DEMOCRATS SPEARHEADING HEALTH BILL ARE SPLIT
I wrote this letter to the editor because I'm frustrated by how our legislators favor those who fill their financial coffers. It's clearly evident to me that this Country needs a single-payer health care system. There are 45 to 47 million people in the U.S. who have no health insurance. If everyone was covered we would have a healthier nation. Even though we may have the most advanced medical system in the world, we are ranked 37th in the world for health outcomes. Nay-sayers complain that a single-payer system would "break the bank." It would not! What would break the bank is providing for-profit healthcare insurance for everybody in the Country. The tax credits and funds to provide this service would be overwhelming. The nay-sayers call single-payer socialized medicine. It is not! The same private health care system that we have now would continue to provide the care. In a socialized system, all of the hospitals and all of the caregivers would be on a fixed salary paid by the government. The Veterans Administration's medical care system is socialized medicine, yet it serves our veterans well.
LETTER TO THE EDITOR
N. Y. Times May 30 article: “2 Democrats Spearheading Health Bill Are Split,” compares Senator Kennedy’s preference for a national health plan that looks like Medicare to Senator Baucus’ choice of a bipartisan bill that would include the private, for-profit, health insurance companies.

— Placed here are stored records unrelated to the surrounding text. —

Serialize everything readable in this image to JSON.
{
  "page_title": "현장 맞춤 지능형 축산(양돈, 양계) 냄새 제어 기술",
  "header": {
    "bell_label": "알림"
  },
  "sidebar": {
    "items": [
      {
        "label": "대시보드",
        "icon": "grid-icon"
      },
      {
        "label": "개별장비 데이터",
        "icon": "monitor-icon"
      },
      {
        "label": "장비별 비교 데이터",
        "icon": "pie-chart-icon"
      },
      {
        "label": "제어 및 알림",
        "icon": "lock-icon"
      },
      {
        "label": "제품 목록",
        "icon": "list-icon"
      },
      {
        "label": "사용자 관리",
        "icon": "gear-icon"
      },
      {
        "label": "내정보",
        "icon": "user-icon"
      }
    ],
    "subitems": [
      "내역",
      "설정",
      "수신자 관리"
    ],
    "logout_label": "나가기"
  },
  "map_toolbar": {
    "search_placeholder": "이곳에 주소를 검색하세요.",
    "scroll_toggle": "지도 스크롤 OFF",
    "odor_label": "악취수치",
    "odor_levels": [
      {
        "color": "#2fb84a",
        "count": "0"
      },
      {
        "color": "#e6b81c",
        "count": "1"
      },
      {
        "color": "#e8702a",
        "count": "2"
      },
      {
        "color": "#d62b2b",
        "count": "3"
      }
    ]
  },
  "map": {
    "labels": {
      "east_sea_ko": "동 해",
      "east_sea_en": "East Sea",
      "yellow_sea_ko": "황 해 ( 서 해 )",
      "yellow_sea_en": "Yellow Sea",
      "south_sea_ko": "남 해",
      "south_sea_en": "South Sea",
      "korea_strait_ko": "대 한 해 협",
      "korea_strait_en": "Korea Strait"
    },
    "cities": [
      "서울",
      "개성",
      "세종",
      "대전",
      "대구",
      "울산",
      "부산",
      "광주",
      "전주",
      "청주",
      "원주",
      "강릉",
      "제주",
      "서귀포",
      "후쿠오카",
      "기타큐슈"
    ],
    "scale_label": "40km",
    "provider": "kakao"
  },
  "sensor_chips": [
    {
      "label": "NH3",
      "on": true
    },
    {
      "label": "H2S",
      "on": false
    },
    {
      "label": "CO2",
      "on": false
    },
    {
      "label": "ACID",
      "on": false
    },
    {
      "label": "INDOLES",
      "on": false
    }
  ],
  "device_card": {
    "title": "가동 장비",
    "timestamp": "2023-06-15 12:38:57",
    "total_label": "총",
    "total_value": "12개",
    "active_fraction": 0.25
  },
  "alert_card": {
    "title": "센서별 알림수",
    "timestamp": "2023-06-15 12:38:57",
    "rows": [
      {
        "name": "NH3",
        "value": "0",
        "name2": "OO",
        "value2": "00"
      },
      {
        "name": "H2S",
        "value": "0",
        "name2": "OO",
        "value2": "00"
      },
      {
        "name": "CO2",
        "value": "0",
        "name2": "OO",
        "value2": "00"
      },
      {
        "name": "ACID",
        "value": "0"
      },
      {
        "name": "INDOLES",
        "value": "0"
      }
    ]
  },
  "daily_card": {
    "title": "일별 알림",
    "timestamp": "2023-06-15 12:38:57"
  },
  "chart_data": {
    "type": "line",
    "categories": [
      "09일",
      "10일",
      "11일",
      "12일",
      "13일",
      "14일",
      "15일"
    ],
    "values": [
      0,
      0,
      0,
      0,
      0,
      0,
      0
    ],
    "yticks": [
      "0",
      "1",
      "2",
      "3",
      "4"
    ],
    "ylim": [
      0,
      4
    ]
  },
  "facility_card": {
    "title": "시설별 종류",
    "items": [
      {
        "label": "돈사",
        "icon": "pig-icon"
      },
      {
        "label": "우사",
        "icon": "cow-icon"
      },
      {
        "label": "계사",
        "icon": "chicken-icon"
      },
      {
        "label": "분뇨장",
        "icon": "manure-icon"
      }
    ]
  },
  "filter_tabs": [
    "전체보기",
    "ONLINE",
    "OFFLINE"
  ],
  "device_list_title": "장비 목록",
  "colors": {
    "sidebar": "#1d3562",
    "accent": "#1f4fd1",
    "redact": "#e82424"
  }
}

Senior Republican, Charles Grassley of Iowa, opposes a new government program and declares “we cannot afford the public health plan we have already.” (Medicare)
As a senior, and a physician with 47 years of family practice experience, I’m well aware of why Medicare spends so much. The seniors are the sickest and require the most medical care as a group. Patients too young to qualify for Medicare coverage, use doctors, hospitals and other medical services in far less volume and frequency than the seniors do.
It doesn’t take a mathematician to figure out that a single-payer health care system would cost less or, at worst, no more than a system that included the private, for-profit insurance companies.
Over half of our people and healthcare providers are in favor of single–payer, but the pharmaceutical industry and the for-profit insurance companies have bought our legislators with campaign money and other financial benefits.
No wonder the single-payer plan is “off the table.”